Бабах начал рассказывать сначала неохотно, скупо, потом разоткровенничался. Когда-то уже давно, Бабах украл в колхозе барана. Его осудили. Пока отбывал срок, сынишка умер, а жена вышла замуж за другого. Бабах потерял от горя голову, запил. Он понимал, что поступает не так, что надо расстаться с водкой, взяться за дело, но не хватало сил. Бабах скитался по селу, подряжаясь на случайные работы, заработанное сразу пропивал. Хорошая женщина пожалела его. Она чабан, живет за пятнадцать километров отсюда, на стойбище. Бабах должен вступить в колхоз и переехать к ней. Он хочет жить по-новому, как все люди. Ему сына надо, а если дочка будет — тоже хорошо. Бабах станет много работать, чтобы в семье все были сыты и довольны.

Рассказ о простой, но нескладной жизни алтайца взволновал Ковалева.
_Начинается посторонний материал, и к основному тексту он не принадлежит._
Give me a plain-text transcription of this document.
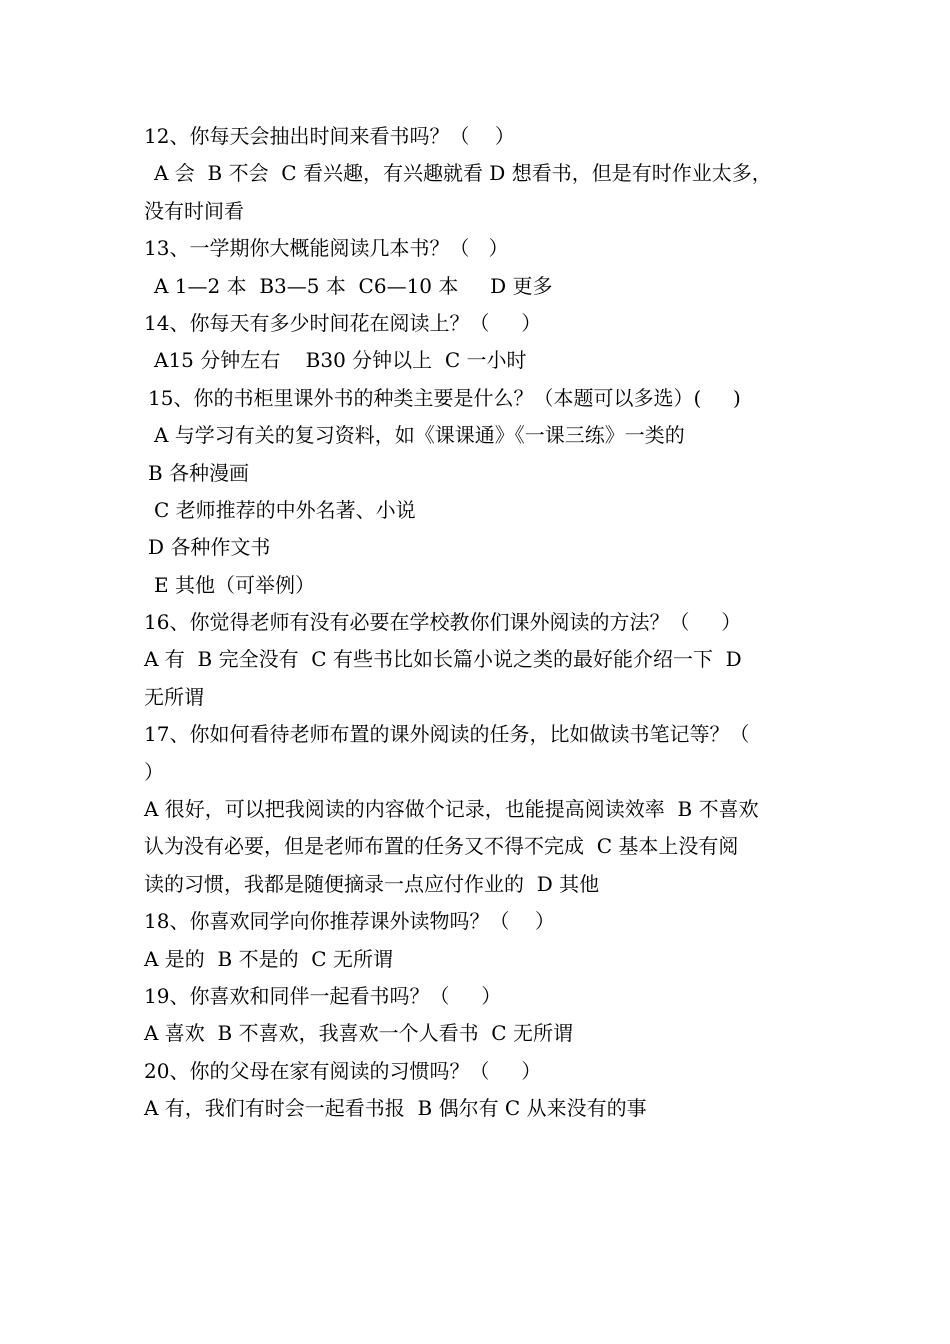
12、你每天会抽出时间来看书吗？（    ）
A 会  B 不会  C 看兴趣，有兴趣就看 D 想看书，但是有时作业太多，
没有时间看
13、一学期你大概能阅读几本书？（   ）
A 1—2 本  B3—5 本  C6—10 本     D 更多
14、你每天有多少时间花在阅读上？（     ）
A15 分钟左右    B30 分钟以上  C 一小时
15、你的书柜里课外书的种类主要是什么？（本题可以多选）(     )
A 与学习有关的复习资料，如《课课通》《一课三练》一类的
B 各种漫画
C 老师推荐的中外名著、小说
D 各种作文书
E 其他（可举例）
16、你觉得老师有没有必要在学校教你们课外阅读的方法？（     ）
A 有  B 完全没有  C 有些书比如长篇小说之类的最好能介绍一下  D
无所谓
17、你如何看待老师布置的课外阅读的任务，比如做读书笔记等？（
）
A 很好，可以把我阅读的内容做个记录，也能提高阅读效率  B 不喜欢
认为没有必要，但是老师布置的任务又不得不完成  C 基本上没有阅
读的习惯，我都是随便摘录一点应付作业的  D 其他
18、你喜欢同学向你推荐课外读物吗？（    ）
A 是的  B 不是的  C 无所谓
19、你喜欢和同伴一起看书吗？（     ）
A 喜欢  B 不喜欢，我喜欢一个人看书  C 无所谓
20、你的父母在家有阅读的习惯吗？（     ）
A 有，我们有时会一起看书报  B 偶尔有 C 从来没有的事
Искренность намерений Бабаха не вызывала сомнений. Бабах, конечно, всей душой стремится исправиться. Но его надо поддержать, иначе он опять свихнется. Непременно свихнется. Хорошо бы поговорить с женщиной, на которой Бабах хочет жениться. От нее многое зависит. Но в первую очередь надо поговорить с Кузиным. Нельзя так к людям относиться.

— Не горюй! — Геннадий Васильевич хлопнул Бабаха по плечу. — Все будет хорошо! Точно говорю!

Ковалев направился опять в контору, но Кузин уже стоял посреди двора, окруженный колхозниками. Говорили обо всем, значительном и незначительном. Заведующий овцефермой Пиянтин сообщил, что в третьей отаре у двух овец обнаружили чесотку.

— Убай, да ты знаешь, чем дело пахнет? — рассердился Кузин. — Помнишь, как мы маялись с этой заразой? И какой настриг получили? Надо немедленно отбить этих овец. Ветсанитара туда. Обследовать отару. Всех подозрительных выделить!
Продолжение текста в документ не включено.